I share this only to ponder things like how many of us are walking around bearing the image of our Creator and not even realizing it? God seems to have implanted in us aspects of his perfect self that can bee-bop through a kitchen. What does this say about the innate value of people? What does this say about my value as a walking zāḵar to God? And for those of us who claim to know and love him—who can catch a glimpse of him in the mirror so to speak—how does this inform our living?
This brings me back to the idea conveyed in zāḵar (defined as both remembering and as a memorial). It seems to me that when God remembers, it is not a means by which he avoids forgetting, as if he were not the all-knowing God who created time and space, but rather as a means by which he reflects and replicates his very nature into creation. He’s building memorials to himself—holding things up as if to say this is the way it should be—and he’s invited us into the process. Perhaps we ought to evaluate how we feel about ourselves in this fresh light. We should feel deeply loved and deeply valued. Or perhaps we ought to do a quick survey of what little memorials we’re replicating. Does our work, whatever work may be to us, offer the world more of the creative and beautiful work of God or is it all just built on sand?
This week as we do our living and working may we do so with a spirit of remembering, the kind that reflects God’s image into a world that longs for it. May we catch a glimpse of our Creator in the mirror as we bee-bop through the kitchen and may this empower us to do the good work of building God’s kingdom on earth as it is in heaven.
Thanks for making it all the way to the bottom! If you’ve read something that left you with questions or stirrings, please let me know or share in the comments. This essay is meant to encourage your thinking and I greatly value your feedback.

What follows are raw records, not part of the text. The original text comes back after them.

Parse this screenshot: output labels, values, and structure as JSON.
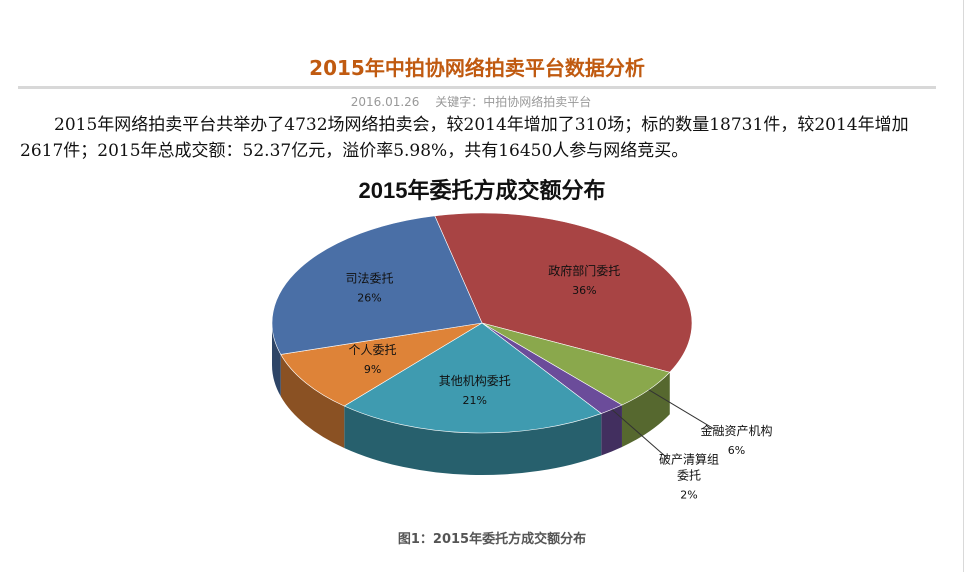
{
  "article": {
    "title": "2015年中拍协网络拍卖平台数据分析",
    "date": "2016.01.26",
    "keywords": "关键字：中拍协网络拍卖平台",
    "paragraph": "2015年网络拍卖平台共举办了4732场网络拍卖会，较2014年增加了310场；标的数量18731件，较2014年增加2617件；2015年总成交额：52.37亿元，溢价率5.98%，共有16450人参与网络竞买。",
    "caption": "图1：2015年委托方成交额分布"
  },
  "chart_data": {
    "type": "pie",
    "title": "2015年委托方成交额分布",
    "three_d": true,
    "legend": "none",
    "slices": [
      {
        "label": "政府部门委托",
        "value": 36,
        "display": "36%",
        "color": "#a84444"
      },
      {
        "label": "金融资产机构",
        "value": 6,
        "display": "6%",
        "color": "#8aa84c"
      },
      {
        "label": "破产清算组委托",
        "label_lines": [
          "破产清算组",
          "委托"
        ],
        "value": 2,
        "display": "2%",
        "color": "#6b4c9a"
      },
      {
        "label": "其他机构委托",
        "value": 21,
        "display": "21%",
        "color": "#3f9bb0"
      },
      {
        "label": "个人委托",
        "value": 9,
        "display": "9%",
        "color": "#de8338"
      },
      {
        "label": "司法委托",
        "value": 26,
        "display": "26%",
        "color": "#4a6fa6"
      }
    ]
  }
}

For any fellow Bible nerds, the first word translated as “man” in Genesis 1:27 is the familiar H0120 a.dam, the second time translated as “male” is H2145 zāḵar. (God created a.dam in his image…zāḵar and female he created them…) Something like that.
LOVE.
"Perhaps we ought to evaluate how we feel about ourselves in this fresh light. We should feel deeply loved and deeply valued. Or perhaps we ought to do a quick survey of what little memorials we’re replicating. Does our work, whatever work may be to us, offer the world more of the creative and beautiful work of God or is it all just built on sand?"
You know that this is exactly the question I'm asking right now. And much like your hesitancy to be vulnerable in going deeper, I'm hesitant to have to stop and really ask and answer this question. It's so much easier to just float along. But here I am, highlighting and copy/pasting and pondering.